Significantly, the Finance Minister noted that the construction sector grew by a very strong 26.3 percent in 2022. As was the case in 2021, he said this expansion is supported by intensified activity in the public and private sectors. Alongside massive Government investment in new and improved roads and bridges, housing developments, educational and health facilities, and agriculture infrastructure, Dr. Singh said private sector investment in the oil and gas and hospitality industries continues to boost growth in construction.

With respect to the services sector, he said it is estimated to have expanded by 9 percent in 2022. While growth was recorded across all service industries, Dr. Singh said the overall 2022 performance is mainly attributed to growth in wholesale and retail trade and repairs, administrative and support services, financial and insurance activities, real estate activities and transport and storage. These industries he said grew by 15.6 percent, 11.8 percent, 6.7 percent, 4.1 percent and 8.9 percent, respectively.

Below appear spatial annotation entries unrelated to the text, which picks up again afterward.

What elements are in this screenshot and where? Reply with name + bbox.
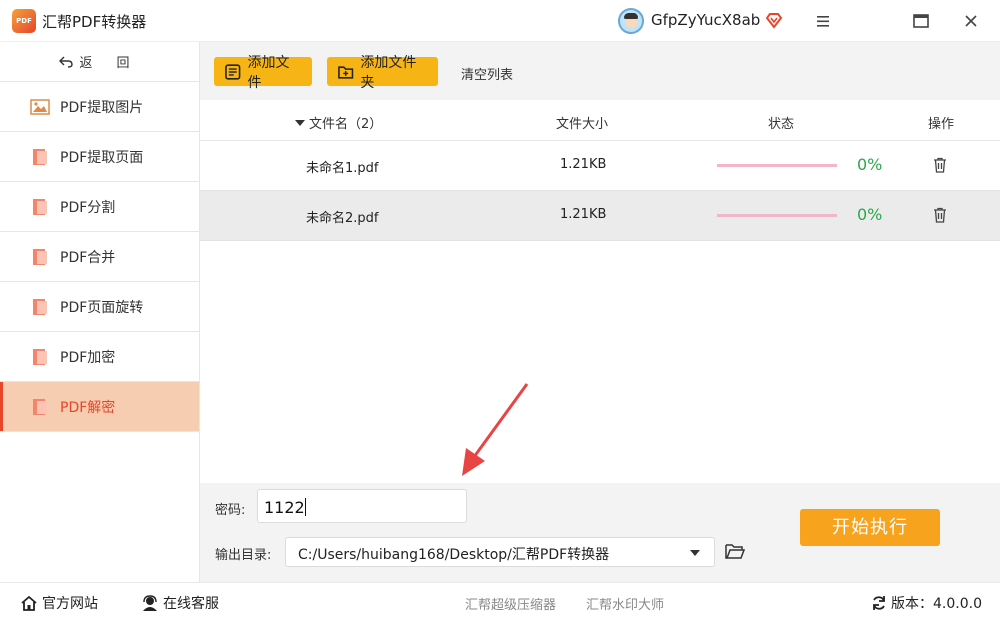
sidebar-item-label: PDF提取页面 <box>60 149 144 166</box>
pdf-doc-icon <box>33 298 47 315</box>
output-dir-label: 输出目录: <box>215 548 272 563</box>
support-agent-icon <box>143 595 157 611</box>
table-header: 文件名（2） 文件大小 状态 操作 <box>200 100 1000 141</box>
password-label: 密码: <box>215 503 246 518</box>
sidebar-item-decrypt[interactable]: PDF解密 <box>0 382 199 432</box>
column-status: 状态 <box>768 117 795 132</box>
text-caret <box>304 498 306 516</box>
trash-icon[interactable] <box>933 207 947 223</box>
vip-diamond-icon[interactable] <box>765 11 783 29</box>
progress-percent: 0% <box>857 155 883 174</box>
back-arrow-icon <box>59 56 74 68</box>
password-input[interactable]: 1122 <box>257 489 467 523</box>
file-name: 未命名1.pdf <box>306 161 379 176</box>
add-file-label: 添加文件 <box>247 54 290 91</box>
sidebar-item-label: PDF合并 <box>60 249 116 266</box>
sidebar-item-encrypt[interactable]: PDF加密 <box>0 332 199 382</box>
sort-arrow-icon <box>295 120 305 126</box>
pdf-doc-icon <box>33 398 47 415</box>
add-folder-button[interactable]: 添加文件夹 <box>327 55 438 91</box>
sidebar-item-label: PDF解密 <box>60 399 116 416</box>
image-icon <box>30 98 50 115</box>
maximize-icon[interactable] <box>908 8 934 34</box>
add-folder-label: 添加文件夹 <box>360 54 417 91</box>
file-name: 未命名2.pdf <box>306 211 379 226</box>
close-icon[interactable] <box>958 8 984 34</box>
sidebar-item-label: PDF分割 <box>60 199 116 216</box>
add-file-button[interactable]: 添加文件 <box>214 55 312 91</box>
sidebar: 返 回 PDF提取图片 PDF提取页面 PDF分割 PDF合并 PDF页面旋转 … <box>0 42 200 582</box>
refresh-icon <box>873 596 885 610</box>
app-title: 汇帮PDF转换器 <box>42 13 147 31</box>
pdf-doc-icon <box>33 248 47 265</box>
column-action: 操作 <box>928 117 955 132</box>
back-label: 返 回 <box>79 56 140 71</box>
password-value: 1122 <box>264 498 305 517</box>
status-bar: 官方网站 在线客服 汇帮超级压缩器 汇帮水印大师 版本：4.0.0.0 <box>0 582 1000 617</box>
back-button[interactable]: 返 回 <box>0 42 199 82</box>
watermark-link[interactable]: 汇帮水印大师 <box>586 594 664 613</box>
trash-icon[interactable] <box>933 157 947 173</box>
progress-percent: 0% <box>857 205 883 224</box>
progress-bar <box>717 164 837 167</box>
official-site-label: 官方网站 <box>42 596 98 612</box>
sidebar-item-label: PDF加密 <box>60 349 116 366</box>
version-label: 版本：4.0.0.0 <box>891 596 982 612</box>
online-service-label: 在线客服 <box>163 596 219 612</box>
add-file-icon <box>225 63 241 80</box>
pdf-doc-icon <box>33 348 47 365</box>
column-filename[interactable]: 文件名（2） <box>295 113 382 132</box>
sidebar-item-label: PDF页面旋转 <box>60 299 144 316</box>
folder-open-icon[interactable] <box>725 542 745 560</box>
menu-icon[interactable] <box>810 8 836 34</box>
output-dir-value: C:/Users/huibang168/Desktop/汇帮PDF转换器 <box>298 547 610 563</box>
output-dir-select[interactable]: C:/Users/huibang168/Desktop/汇帮PDF转换器 <box>285 537 715 567</box>
sidebar-item-rotate[interactable]: PDF页面旋转 <box>0 282 199 332</box>
table-row[interactable]: 未命名2.pdf 1.21KB 0% <box>200 191 1000 241</box>
title-bar: PDF 汇帮PDF转换器 GfpZyYucX8ab <box>0 0 1000 42</box>
sidebar-item-extract-images[interactable]: PDF提取图片 <box>0 82 199 132</box>
app-logo: PDF <box>12 9 36 33</box>
add-folder-icon <box>338 65 354 79</box>
sidebar-item-label: PDF提取图片 <box>60 99 144 116</box>
column-filesize: 文件大小 <box>556 117 609 132</box>
version-info[interactable]: 版本：4.0.0.0 <box>871 593 982 613</box>
chevron-down-icon <box>690 550 700 556</box>
official-site-link[interactable]: 官方网站 <box>20 593 98 613</box>
sidebar-item-split[interactable]: PDF分割 <box>0 182 199 232</box>
table-row[interactable]: 未命名1.pdf 1.21KB 0% <box>200 141 1000 191</box>
sidebar-item-extract-pages[interactable]: PDF提取页面 <box>0 132 199 182</box>
sidebar-item-merge[interactable]: PDF合并 <box>0 232 199 282</box>
options-panel: 密码: 1122 输出目录: C:/Users/huibang168/Deskt… <box>200 483 1000 582</box>
toolbar: 添加文件 添加文件夹 清空列表 <box>200 42 1000 100</box>
username[interactable]: GfpZyYucX8ab <box>651 11 760 29</box>
file-size: 1.21KB <box>560 157 607 172</box>
main-panel: 添加文件 添加文件夹 清空列表 文件名（2） 文件大小 状态 操作 未命名1.p… <box>200 42 1000 582</box>
file-size: 1.21KB <box>560 207 607 222</box>
clear-list-button[interactable]: 清空列表 <box>461 64 513 83</box>
home-icon <box>21 595 37 611</box>
start-button[interactable]: 开始执行 <box>800 509 940 546</box>
user-avatar[interactable] <box>618 8 644 34</box>
column-filename-label: 文件名（2） <box>309 117 383 132</box>
progress-bar <box>717 214 837 217</box>
pdf-doc-icon <box>33 148 47 165</box>
online-service-link[interactable]: 在线客服 <box>141 593 219 613</box>
compressor-link[interactable]: 汇帮超级压缩器 <box>465 594 556 613</box>
pdf-doc-icon <box>33 198 47 215</box>
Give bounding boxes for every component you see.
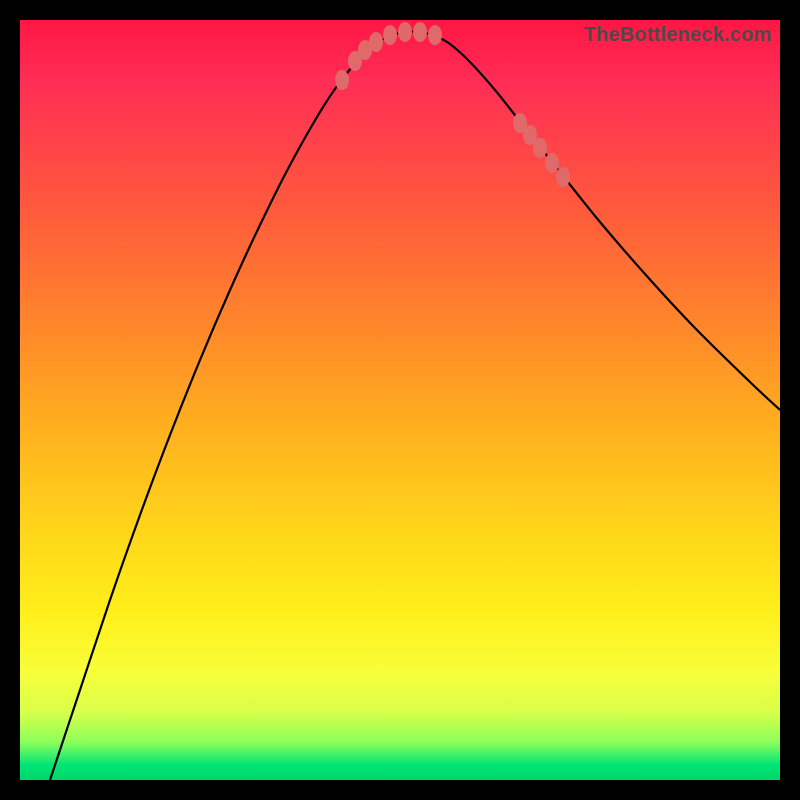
bottleneck-curve [50, 31, 780, 780]
curve-layer [20, 20, 780, 780]
curve-marker [369, 32, 383, 52]
curve-marker [383, 25, 397, 45]
curve-marker [335, 70, 349, 90]
curve-marker [556, 167, 570, 187]
chart-frame: TheBottleneck.com [20, 20, 780, 780]
curve-marker [533, 138, 547, 158]
curve-marker [398, 22, 412, 42]
curve-marker [413, 22, 427, 42]
curve-marker [428, 25, 442, 45]
curve-marker [545, 153, 559, 173]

With continued interventions and policies geared at building a resilient economy, Dr. Singh said real Gross Domestic Product is projected to grow by 25.1 percent this year, a rate of growth which currently puts Guyana among the top five fastest growing economies in 2023. He said this position can be largely attributed to further ramping up of oil production anticipated in the Stabroek Block.

He said growth in the non-oil economy is currently projected at 7.9 percent this year, driven by continued expansion in construction, other crops, and wholesale and retail trade and repairs, alongside a rebound in gold mining.